By the beginning of the second century of the Common Era (C.E.), Christianity had gained a much greater following in the Greek community than it ever had enjoyed among Jews. By the mid-second century, Christianity was spreading across the Roman Empire like a grass fire. During the fourth decade of the second century the bifurcation of Christianity into two main factions, the original Gnostic and newer Trinitarian version of it, becomes apparent in the historical record. The more widespread Gnostic belief was prevalent in the countryside and the hub of its influential sphere was in the city of Alexandria in Egypt.
Trinitarianism was primarily a belief which arose and was becoming dominant in Rome.
In order to bolster the Trinitarian belief among Roman citizens, who in the second century remained predominantly polytheistic, Roman Christian presbyters may have embellished on the saga of Jesus’s birth to convey analogous relationships between it and the Roman mythological story of the vestal virgin Rhea Silvia and immaculate conception of Remis and Romulus.(W.G. Doty, World Mythology) Such metaphorical reflection has always been a common element of persuasive argument. (see Aristotle Rhetoric Stanford Encyclopedia of Philosophy)
That the Gospels, Pauline Epistles and other books of the 4th century C.E. New Testament were subject to interpretive license and editing by the Trinitarian Church, at least up until their final closed canon designation in 379 C.E., is a fact no religious historian or scholarly theologian worth their credential will deny. Indeed, the gospel according to Luke and the story of the immaculate conception by Mary, the mother of Jesus, may very well constitute empirical evidence of such, as there were undisputedly two versions of Luke’s gospel.
Marcion’s version of Luke
Besides the Luke of the canonical New Testament, there was the gospel of Luke according to Marcion, bishop of Sinope. In Marcion’s version of Luke, the first 3 chapters, as found in the canonical New Testament version, are omitted entirely. Hence, in Marcion’s Luke, there is no story of immaculate conception or for that matter the birth of Jesus at all.
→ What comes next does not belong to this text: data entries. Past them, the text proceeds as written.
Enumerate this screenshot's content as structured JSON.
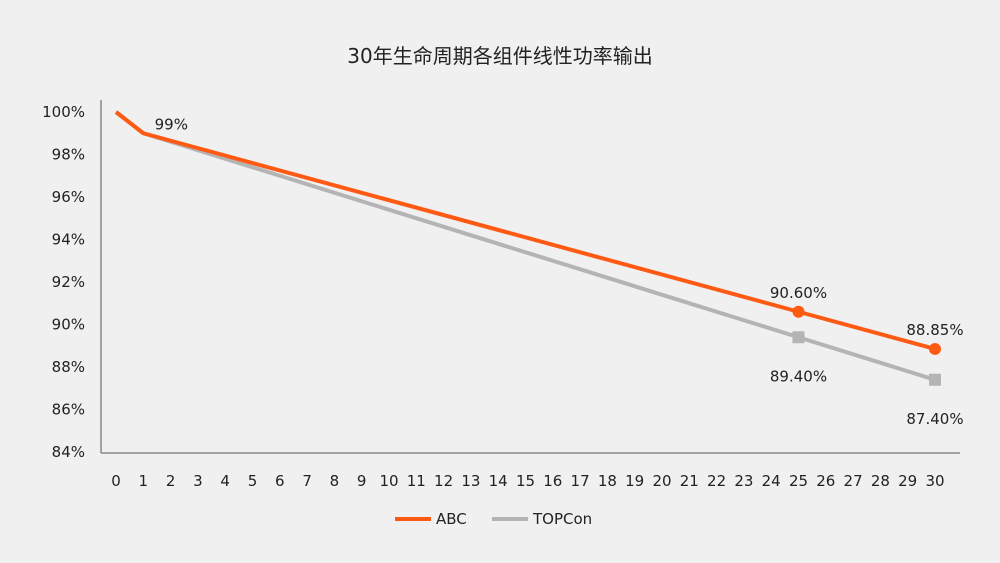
{
  "chart_data": {
    "type": "line",
    "title": "30年生命周期各组件线性功率输出",
    "xlabel": "",
    "ylabel": "",
    "x": [
      0,
      1,
      2,
      3,
      4,
      5,
      6,
      7,
      8,
      9,
      10,
      11,
      12,
      13,
      14,
      15,
      16,
      17,
      18,
      19,
      20,
      21,
      22,
      23,
      24,
      25,
      26,
      27,
      28,
      29,
      30
    ],
    "ylim": [
      84,
      100
    ],
    "yticks": [
      "84%",
      "86%",
      "88%",
      "90%",
      "92%",
      "94%",
      "96%",
      "98%",
      "100%"
    ],
    "grid": false,
    "legend_position": "bottom",
    "series": [
      {
        "name": "ABC",
        "color": "#ff5a14",
        "marker": "circle",
        "points": [
          [
            0,
            100
          ],
          [
            1,
            99
          ],
          [
            25,
            90.6
          ],
          [
            30,
            88.85
          ]
        ],
        "labels": [
          {
            "x": 1,
            "y": 99,
            "text": "99%"
          },
          {
            "x": 25,
            "y": 90.6,
            "text": "90.60%"
          },
          {
            "x": 30,
            "y": 88.85,
            "text": "88.85%"
          }
        ]
      },
      {
        "name": "TOPCon",
        "color": "#b4b4b4",
        "marker": "square",
        "points": [
          [
            0,
            100
          ],
          [
            1,
            99
          ],
          [
            25,
            89.4
          ],
          [
            30,
            87.4
          ]
        ],
        "labels": [
          {
            "x": 25,
            "y": 89.4,
            "text": "89.40%"
          },
          {
            "x": 30,
            "y": 87.4,
            "text": "87.40%"
          }
        ]
      }
    ]
  }
}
In fact, Marcion and his followers did not believe Jesus was born as a mortal but descended directly from heaven to take bodily form.
Contemporary Trinitarian theological scholars such as John Barton, Professor of the Interpretation of Holy Scripture at the University of Oxford, in his contributing article to “The Canon Debate” is quick to point out Marcion’s propensity to revise scriptural writings as he saw fit. (John Barton “The Canon Debate – Marcion Revisited.) But to suggest that Justin of Neapolis (later known as St Justin the Martyr) and other contemporaries of Marcion, or even the later founding fathers of Trinitarian ecclesiastical doctrine, such as Irenaeus, Origen, and Tertullian, were any less prolific in rewriting the gospels as they saw fit to bolster their homilies, is simply ludicrous.
A contrasting view was offered by early 20th century English author, editor, translator, and theosophist George Robert Stowe Mead in his book “Gnosticism: Fragments of a Faith Forgotten,” wherein he states, “it is shorter than the present Luke, and some writers of great ability have held that it was the original of Luke’s versions.” (G.R.S. Mead, Gnosticism Fragments of a Faith Forgotten)
One final paradoxical implication of Luke’s gospel, according to the Trinitarian version of it, is that if Jesus was conceived through immaculate conception, and before Joseph is wed to Mary, then, insofar as Joseph is concerned, Jesus is a bastard child and does not carry his adoptive father’s genetic line. Since it is Joseph and not Mary who is a descendant of King David, Jesus is therefore not of Jewish royal lineage and therefore can not possibly be the messianic figure prophesied by Isaiah and Elijah in the Old Testament as stipulated in the gospel of John.
Since that same gospel of John provides the founding and fundamental underpinnings of Trinitarian doctrine, the idea of immaculate conception would seem to undercut the premise of Judeo-Trinitarian conviction altogether. It is a subtle revelation, but nonetheless a contradiction.